Sunday, October 23, 2011

Arnaldur Indriðason: Kvinna i grönt (Silence of the Grave)

Many many years ago (maybe a lifetime if you happen to be Minimus, maybe even a lifetime if you happen to be one of his big sisters - I don't recall exactly) I read a favourable review about Arnaldur Indriðason and then promptly forgot the name. I remember going to the library and asking the librarian if they had well, it's a detective story? Icelandic? There's an I in the name? She did know the name, told me, and I promptly forgot. (For some reason I couldn't borrow a book right then, maybe it was summer and they were all out. Summer tends to be crime fic time in Sweden.) Since then I have actually come across the name enough times to remember it myself; it's been mentioned somehow or other perhaps once a year and trickled itself into my consciousness. However, I still didn't read the books.


Then my cousin in Dublin gave us the film Jar City and I remembered that this was the fella I'd been meaning to read. So at the earliest possible opportunity (it took ages) I toddled off to the library and borrowed a book at random.
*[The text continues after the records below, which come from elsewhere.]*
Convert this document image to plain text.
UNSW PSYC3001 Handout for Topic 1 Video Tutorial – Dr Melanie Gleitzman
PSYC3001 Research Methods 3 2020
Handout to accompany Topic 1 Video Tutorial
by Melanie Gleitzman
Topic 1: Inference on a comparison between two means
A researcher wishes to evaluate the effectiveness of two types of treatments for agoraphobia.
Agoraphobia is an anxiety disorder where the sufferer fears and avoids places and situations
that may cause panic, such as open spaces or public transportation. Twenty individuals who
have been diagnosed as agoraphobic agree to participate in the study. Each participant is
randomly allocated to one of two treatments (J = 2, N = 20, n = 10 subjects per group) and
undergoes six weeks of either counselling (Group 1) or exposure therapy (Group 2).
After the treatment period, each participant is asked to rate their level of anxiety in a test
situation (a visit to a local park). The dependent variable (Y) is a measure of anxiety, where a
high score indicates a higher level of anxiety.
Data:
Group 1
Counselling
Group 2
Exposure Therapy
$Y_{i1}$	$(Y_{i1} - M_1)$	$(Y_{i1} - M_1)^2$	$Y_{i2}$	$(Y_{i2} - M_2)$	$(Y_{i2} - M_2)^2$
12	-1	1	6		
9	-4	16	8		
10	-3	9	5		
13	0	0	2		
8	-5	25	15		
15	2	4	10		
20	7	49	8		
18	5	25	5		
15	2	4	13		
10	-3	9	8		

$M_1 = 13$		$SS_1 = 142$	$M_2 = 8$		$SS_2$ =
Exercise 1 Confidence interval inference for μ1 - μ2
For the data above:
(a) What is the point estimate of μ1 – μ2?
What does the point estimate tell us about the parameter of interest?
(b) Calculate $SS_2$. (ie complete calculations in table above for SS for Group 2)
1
What really made me go and get the book was the film, more specifically Icelandic society as it is described, more specifically (since I am somewhat linguistically interested) the fact that it struck me (us) when watching it that this is a society of first names. Of course, I've always known this, but I never really understood it. It's fascinating. Sweden isn't bad at first-name basis itself, but we have surnames to fall back on, to differentiate between different Johns and Marys. A modern society that doesn't have that - I loved it. When you're used to English and American crime fiction and tv/films, where the officers always walk in asking to speak to doctor Smith/Holmes/von Duckenberg it's mildly unsettling when they walk in asking for doctor Steve. So to speak. Hang on, you think. Is it possible? Does society not collapse?

(Another thought that will make your head hurt: in the Chinese one-child society there won't be any cousins any more. Or aunts or uncles.)

What the film wasn't so much as the book (a bit, but not as much) was humorous. The impression in the book is of a fairly slap-dash attitude to policing professionalism, people get trained in other professions and then stumble into the police force by chance. So you get the feeling that when something happens they can be a little affronted: what the hell do I have to take care of this for? I'm not qualified!

It's quite funny, even though the stories told are tragic. Recommended. (This one is about the finding of a dead body and discovering that it's connected to a wife abuser who lived there in the 1940s, and half the book is set in the past, describing the events that took place then.)